Robert Jackman

How Bake Off conquered America

  • From Spectator Life
The Great British Bake Off, Channel 4

From Gordon Ramsay to James Corden, predicting which Brits will make a splash in Hollywood has long been a fool’s errand – even in the Netflix era. After all, what’s the latest British export to conquer the greatest entertainment market on earth? The Great British Bake Off.

Well, almost. Like Cary Grant (born in Bristol as Archibald Leach), our humble baking show needed a slight rebrand ahead of its launch stateside. Instead the show made its debut, in 2014, under a slightly different name: The Great British Baking Show. After becoming a ratings hit, the competition was then snapped up by a much bigger name altogether: Netflix.

Within three years, the Baking Show had gone stratospheric: finally earning its place, last year, as one of the most streamed shows in America. Did the 2020 home-baking fixation play a part? Perhaps. But what an achievement nonetheless. No wonder, then, Netflix continues to plunder the BBC’s back catalogue, uploading old seasons of the Bake Off under the rather pretentious tagline ‘The Beginnings’.
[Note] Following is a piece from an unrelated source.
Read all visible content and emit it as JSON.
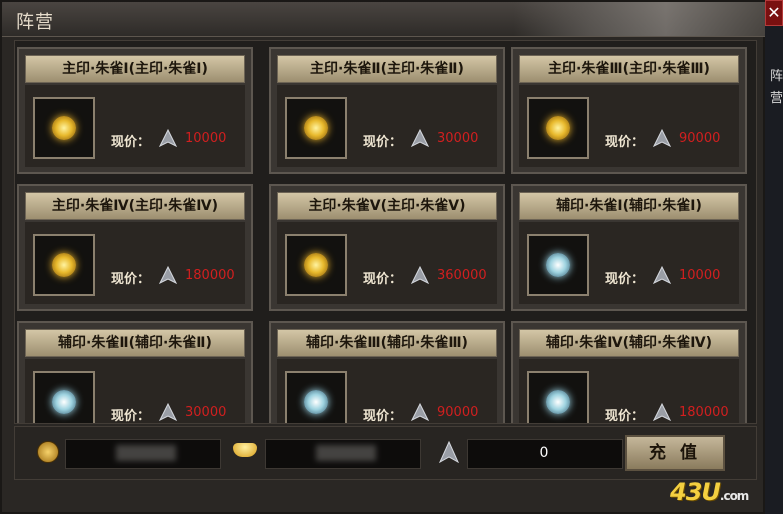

‘I like how inoffensive it is,’ says an American friend of mine – a high-earner for a K-street law firm – of the Bake Off. ‘It’s fun that they’re not striving for perfection. And the way everyone just shrugs their shoulders when they screw up.’ For that reason, she says, it’s totally different to any American game show – a fact that she attributes, somewhat socialistically, to the lack of any serious prize money on offer (an unthinkable omission for any self-respecting US reality show).

The New York Times (admittedly not usually the most reliable judge of British culture) is a fan for similar reasons. Last October, it praised season 11 as offering a dose of ‘extra sweet normalcy’ during an otherwise torrid pandemic year.